By Gwen S.
Your baby has anophthalmia. Now what?
I could sit back and tell you what I personally think you should do, but that is not what you want to hear. So, I will tell you the one thing that I can, what our family did once our daughter was born.
You will find that my story is very similar to your own. That is how it is among parents of children with anophthalmia. We are all from different places with different components to our families, but we all have the same tie that binds us – blind children, our noticeably defined blind children.
My Now what? began as a complete surprise. Ivey was my third child. There were no complications. This is where I could tell you everything will work out fine; there is a purpose for everything, blah, blah, blah. Who are we kidding here? That is definitely not the way it happens.
Now, if you are new to this anophthalmia thing, you may or may not agree and if you have already been there, well, most of us do agree upon this next point. Finding out that your child has anophthalmia is a tragic, and I will repeat, a tragic moment. It is one moment I will never forget and a moment I never want to relive. Consequently, it is the most life altering moment in my life. Guess what? It is okay to feel that way.
What counts now that you are facing new obstacles that you never dreamed your child would have, is how you handle the day after finding out… and the next day… and the next day.
All of us here at MAPS have our own ways of coping, but that is the key. We have all found our own means of facing and RISING up to the challenge.
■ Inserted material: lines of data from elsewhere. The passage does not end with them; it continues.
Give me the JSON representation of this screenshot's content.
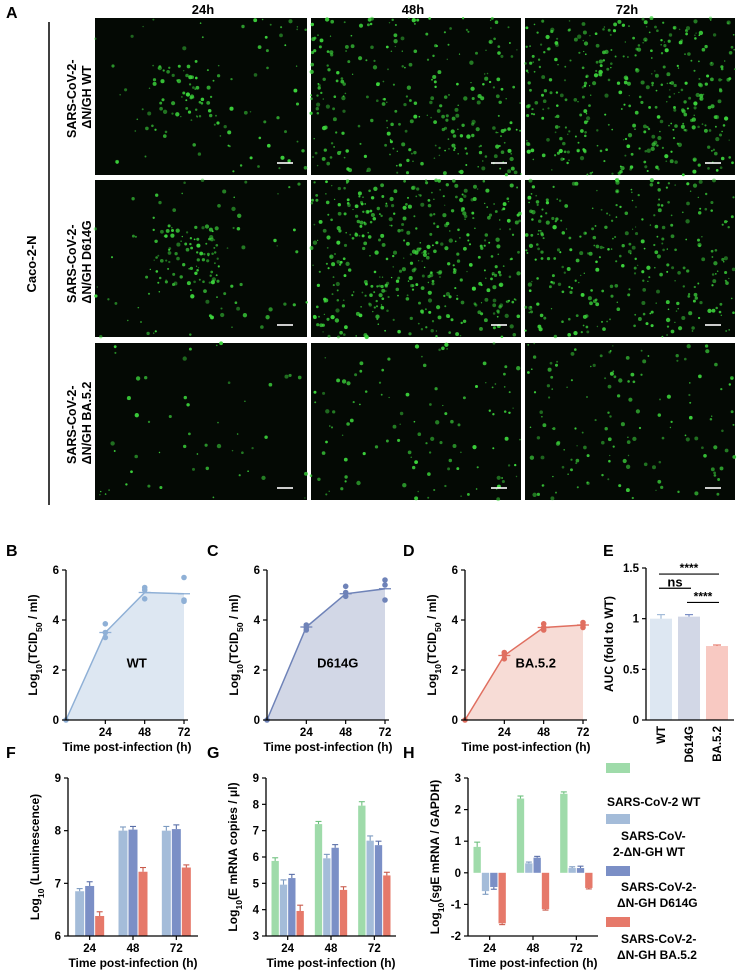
{
  "colors": {
    "wt": "#a4bcd9",
    "wt_fill": "#dde7f2",
    "wt_line": "#8fb0d6",
    "d614g": "#7b8fc6",
    "d614g_fill": "#d2d7e6",
    "d614g_line": "#6f83b8",
    "ba52": "#e6796a",
    "ba52_fill": "#f7dcd6",
    "ba52_line": "#e06f60",
    "cov2": "#9fdbaa",
    "micro_bg": "#040904",
    "micro_cell": "#3cd43c"
  },
  "panelA": {
    "letter": "A",
    "timepoints": [
      "24h",
      "48h",
      "72h"
    ],
    "cell_line": "Caco-2-N",
    "rows": [
      {
        "line1": "SARS-CoV-2-",
        "line2": "ΔN/GH WT",
        "densities": [
          0.25,
          0.55,
          0.75
        ]
      },
      {
        "line1": "SARS-CoV-2-",
        "line2": "ΔN/GH D614G",
        "densities": [
          0.3,
          0.85,
          0.6
        ]
      },
      {
        "line1": "SARS-CoV-2-",
        "line2": "ΔN/GH BA.5.2",
        "densities": [
          0.1,
          0.22,
          0.28
        ]
      }
    ]
  },
  "panelB": {
    "letter": "B",
    "label": "WT"
  },
  "panelC": {
    "letter": "C",
    "label": "D614G"
  },
  "panelD": {
    "letter": "D",
    "label": "BA.5.2"
  },
  "panelE": {
    "letter": "E"
  },
  "panelF": {
    "letter": "F"
  },
  "panelG": {
    "letter": "G"
  },
  "panelH": {
    "letter": "H"
  },
  "legend": [
    {
      "line1": "SARS-CoV-2 WT",
      "line2": "",
      "color": "#9fdbaa"
    },
    {
      "line1": "SARS-CoV-",
      "line2": "2-ΔN-GH WT",
      "color": "#a4bcd9"
    },
    {
      "line1": "SARS-CoV-2-",
      "line2": "ΔN-GH D614G",
      "color": "#7b8fc6"
    },
    {
      "line1": "SARS-CoV-2-",
      "line2": "ΔN-GH BA.5.2",
      "color": "#e6796a"
    }
  ],
  "chart_data": [
    {
      "panel": "B",
      "type": "area",
      "xlabel": "Time post-infection (h)",
      "ylabel": "Log10(TCID50 / ml)",
      "x": [
        0,
        24,
        48,
        72
      ],
      "xticks": [
        "24",
        "48",
        "72"
      ],
      "yticks": [
        "0",
        "2",
        "4",
        "6"
      ],
      "ylim": [
        0,
        6
      ],
      "series": [
        {
          "name": "WT",
          "mean": [
            0,
            3.5,
            5.1,
            5.05
          ],
          "points": [
            [
              0,
              0
            ],
            [
              24,
              3.3
            ],
            [
              24,
              3.5
            ],
            [
              24,
              3.85
            ],
            [
              48,
              4.85
            ],
            [
              48,
              5.2
            ],
            [
              48,
              5.3
            ],
            [
              72,
              4.75
            ],
            [
              72,
              4.8
            ],
            [
              72,
              5.7
            ]
          ]
        }
      ]
    },
    {
      "panel": "C",
      "type": "area",
      "xlabel": "Time post-infection (h)",
      "ylabel": "Log10(TCID50 / ml)",
      "x": [
        0,
        24,
        48,
        72
      ],
      "xticks": [
        "24",
        "48",
        "72"
      ],
      "yticks": [
        "0",
        "2",
        "4",
        "6"
      ],
      "ylim": [
        0,
        6
      ],
      "series": [
        {
          "name": "D614G",
          "mean": [
            0,
            3.72,
            5.05,
            5.25
          ],
          "points": [
            [
              0,
              0
            ],
            [
              24,
              3.6
            ],
            [
              24,
              3.7
            ],
            [
              24,
              3.8
            ],
            [
              48,
              4.95
            ],
            [
              48,
              5.1
            ],
            [
              48,
              5.35
            ],
            [
              72,
              4.8
            ],
            [
              72,
              5.4
            ],
            [
              72,
              5.6
            ]
          ]
        }
      ]
    },
    {
      "panel": "D",
      "type": "area",
      "xlabel": "Time post-infection (h)",
      "ylabel": "Log10(TCID50 / ml)",
      "x": [
        0,
        24,
        48,
        72
      ],
      "xticks": [
        "24",
        "48",
        "72"
      ],
      "yticks": [
        "0",
        "2",
        "4",
        "6"
      ],
      "ylim": [
        0,
        6
      ],
      "series": [
        {
          "name": "BA.5.2",
          "mean": [
            0,
            2.58,
            3.7,
            3.8
          ],
          "points": [
            [
              0,
              0
            ],
            [
              24,
              2.45
            ],
            [
              24,
              2.6
            ],
            [
              24,
              2.7
            ],
            [
              48,
              3.6
            ],
            [
              48,
              3.7
            ],
            [
              48,
              3.85
            ],
            [
              72,
              3.7
            ],
            [
              72,
              3.8
            ],
            [
              72,
              3.9
            ]
          ]
        }
      ]
    },
    {
      "panel": "E",
      "type": "bar",
      "ylabel": "AUC (fold to WT)",
      "categories": [
        "WT",
        "D614G",
        "BA.5.2"
      ],
      "values": [
        1.0,
        1.02,
        0.73
      ],
      "errors": [
        0.04,
        0.02,
        0.01
      ],
      "yticks": [
        "0",
        "0.5",
        "1",
        "1.5"
      ],
      "ylim": [
        0,
        1.5
      ],
      "annotations": [
        {
          "text": "****",
          "from": 0,
          "to": 2,
          "y": 1.44
        },
        {
          "text": "ns",
          "from": 0,
          "to": 1,
          "y": 1.3
        },
        {
          "text": "****",
          "from": 1,
          "to": 2,
          "y": 1.16
        }
      ]
    },
    {
      "panel": "F",
      "type": "bar",
      "xlabel": "Time post-infection (h)",
      "ylabel": "Log10 (Luminescence)",
      "categories": [
        "24",
        "48",
        "72"
      ],
      "yticks": [
        "6",
        "7",
        "8",
        "9"
      ],
      "ylim": [
        6,
        9
      ],
      "series": [
        {
          "name": "SARS-CoV-2-ΔN-GH WT",
          "values": [
            6.85,
            8.0,
            8.0
          ],
          "errors": [
            0.05,
            0.07,
            0.08
          ]
        },
        {
          "name": "SARS-CoV-2-ΔN-GH D614G",
          "values": [
            6.95,
            8.02,
            8.03
          ],
          "errors": [
            0.08,
            0.06,
            0.08
          ]
        },
        {
          "name": "SARS-CoV-2-ΔN-GH BA.5.2",
          "values": [
            6.38,
            7.22,
            7.3
          ],
          "errors": [
            0.08,
            0.08,
            0.05
          ]
        }
      ]
    },
    {
      "panel": "G",
      "type": "bar",
      "xlabel": "Time post-infection (h)",
      "ylabel": "Log10(E mRNA copies / μl)",
      "categories": [
        "24",
        "48",
        "72"
      ],
      "yticks": [
        "3",
        "4",
        "5",
        "6",
        "7",
        "8",
        "9"
      ],
      "ylim": [
        3,
        9
      ],
      "series": [
        {
          "name": "SARS-CoV-2 WT",
          "values": [
            5.85,
            7.25,
            7.95
          ],
          "errors": [
            0.12,
            0.1,
            0.15
          ]
        },
        {
          "name": "SARS-CoV-2-ΔN-GH WT",
          "values": [
            4.95,
            5.95,
            6.62
          ],
          "errors": [
            0.18,
            0.15,
            0.18
          ]
        },
        {
          "name": "SARS-CoV-2-ΔN-GH D614G",
          "values": [
            5.2,
            6.35,
            6.45
          ],
          "errors": [
            0.14,
            0.12,
            0.15
          ]
        },
        {
          "name": "SARS-CoV-2-ΔN-GH BA.5.2",
          "values": [
            3.95,
            4.75,
            5.3
          ],
          "errors": [
            0.22,
            0.12,
            0.12
          ]
        }
      ]
    },
    {
      "panel": "H",
      "type": "bar",
      "xlabel": "Time post-infection (h)",
      "ylabel": "Log10(sgE mRNA / GAPDH)",
      "categories": [
        "24",
        "48",
        "72"
      ],
      "yticks": [
        "-2",
        "-1",
        "0",
        "1",
        "2",
        "3"
      ],
      "ylim": [
        -2,
        3
      ],
      "series": [
        {
          "name": "SARS-CoV-2 WT",
          "values": [
            0.82,
            2.35,
            2.5
          ],
          "errors": [
            0.15,
            0.08,
            0.06
          ]
        },
        {
          "name": "SARS-CoV-2-ΔN-GH WT",
          "values": [
            -0.58,
            0.3,
            0.15
          ],
          "errors": [
            0.1,
            0.04,
            0.04
          ]
        },
        {
          "name": "SARS-CoV-2-ΔN-GH D614G",
          "values": [
            -0.45,
            0.48,
            0.15
          ],
          "errors": [
            0.07,
            0.04,
            0.06
          ]
        },
        {
          "name": "SARS-CoV-2-ΔN-GH BA.5.2",
          "values": [
            -1.6,
            -1.15,
            -0.48
          ],
          "errors": [
            0.04,
            0.03,
            0.03
          ]
        }
      ]
    }
  ]
}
Figuring out how is the hardest part. Initially the shock of the situation almost suffocates you to death. You pretty much don’t function outside of involuntary bodily activities. Sleep is impossible. So then you become even more delirious from exhaustion. Right? At some point in time you must move forward. I would say that it requires an undeniable jolt of some sort to zap you back into the world of the living. My moment came with a phone call.
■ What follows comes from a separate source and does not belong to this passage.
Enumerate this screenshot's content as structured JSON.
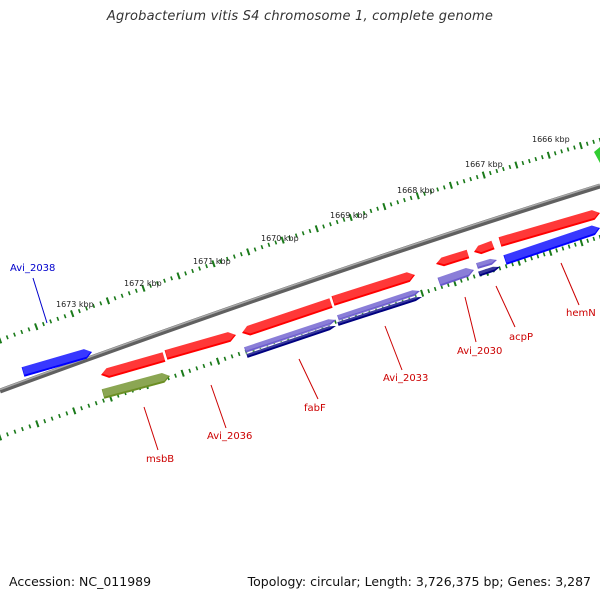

A friend with a special needs child called me within weeks of Ivey’s birth. One, she wanted to congratulate me on Ivey’s birth because she (from her own experience) knew that most people had not thought to considering the magnitude of Ivey’s medical situation – everyone was in shock.
Two, she offered me very tough words that I needed to hear, and the sooner the better. Anophthalmia was not about me; it was about my daughter. She said, “I don’t feel sorry for you. You don’t have a choice now. You will get through it. You will do it for Ivey.” At first I was stunned, then I realized – she was right.
Through the year we have faced many obstacles that would have never happened had Ivey been a normal child. Our family has adapted to having a home health nurse in our home eleven hours out of the day. We have learned to juggle two sons along with Ivey’s medical trivia. We have found ourselves becoming giddy about picking out Ivey’s eye color. Seriously, there is a perk. How many parents get to choose their child’s eye color? Of course, there is also the ever present battle with the insurance company. The list goes on and on.
Now our family has grown accustomed to having a blind baby around the house. The newness has worn off and she fits like a worn shoe. Of course when we leave the walls of our home, she is still something to see. People do stare and ask questions, but that’s okay. Only time has allowed my heart to heal so that I can accept Ivey’s uniqueness.
She was not the package I had expected at birth, but now that she is here I can not imagine Ivey any other way. She is Ivey; a one and a half year old blonde baby girl with anophthalmia.